Indeed, only after consuming the full compliment of his entrée in the casual, corporate dining atmosphere with a small doggie bag to take home and devour three hours later while playing X-Box can man be said to be "eating good in [his] neighborhood" and considered free of that irksome, sinister traveling companion--that irony of life, which manifests itself in the sphere of knowledge and invites true knowing to begin with a blue agave "rita" or a flavored mojito prepared by Applebee's own "mixologists" made with Curzan rum muddled with fresh mint, lime juice, and sugar served over ice and topped with club soda.
When man struggles with the prospect of dessert, rejoicing in having overcome temptation's power, there may come almost at once, right on the heels of a "fiesta chopped chicken salad" or hand-crafted "all-in burger," a "hot fudge sundae dessert shooter" or "mini salted caramel pretzel bites," each for under $5.00. In vain he tries to resist it, but he has not sufficient strength to overrule his passion for refined sugar and processed starches.
Often when a person has concentrated on something, a minor external circumstance arises which destroys everything.

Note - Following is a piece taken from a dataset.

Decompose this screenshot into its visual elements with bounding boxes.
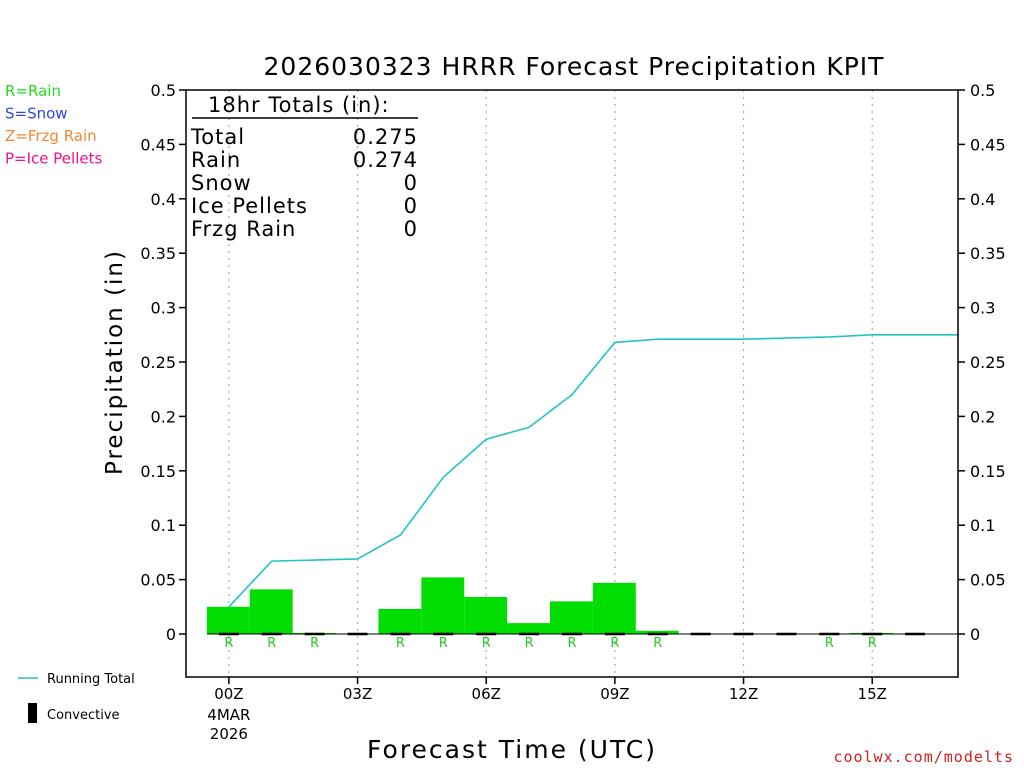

And that thing is the fact that Applebee's has something called "our music" with contracted artists man has never known to exist beyond the slimmest horizon of our consciousness. Bands like "Black Pistol Fire" and someone named "Josh Jenkins." Because "what goes great with good food?" The answer is--and can only ever be--"good tunes," according to the word of Applebee's Grill & Bar, with almost 2,000 locations and counting.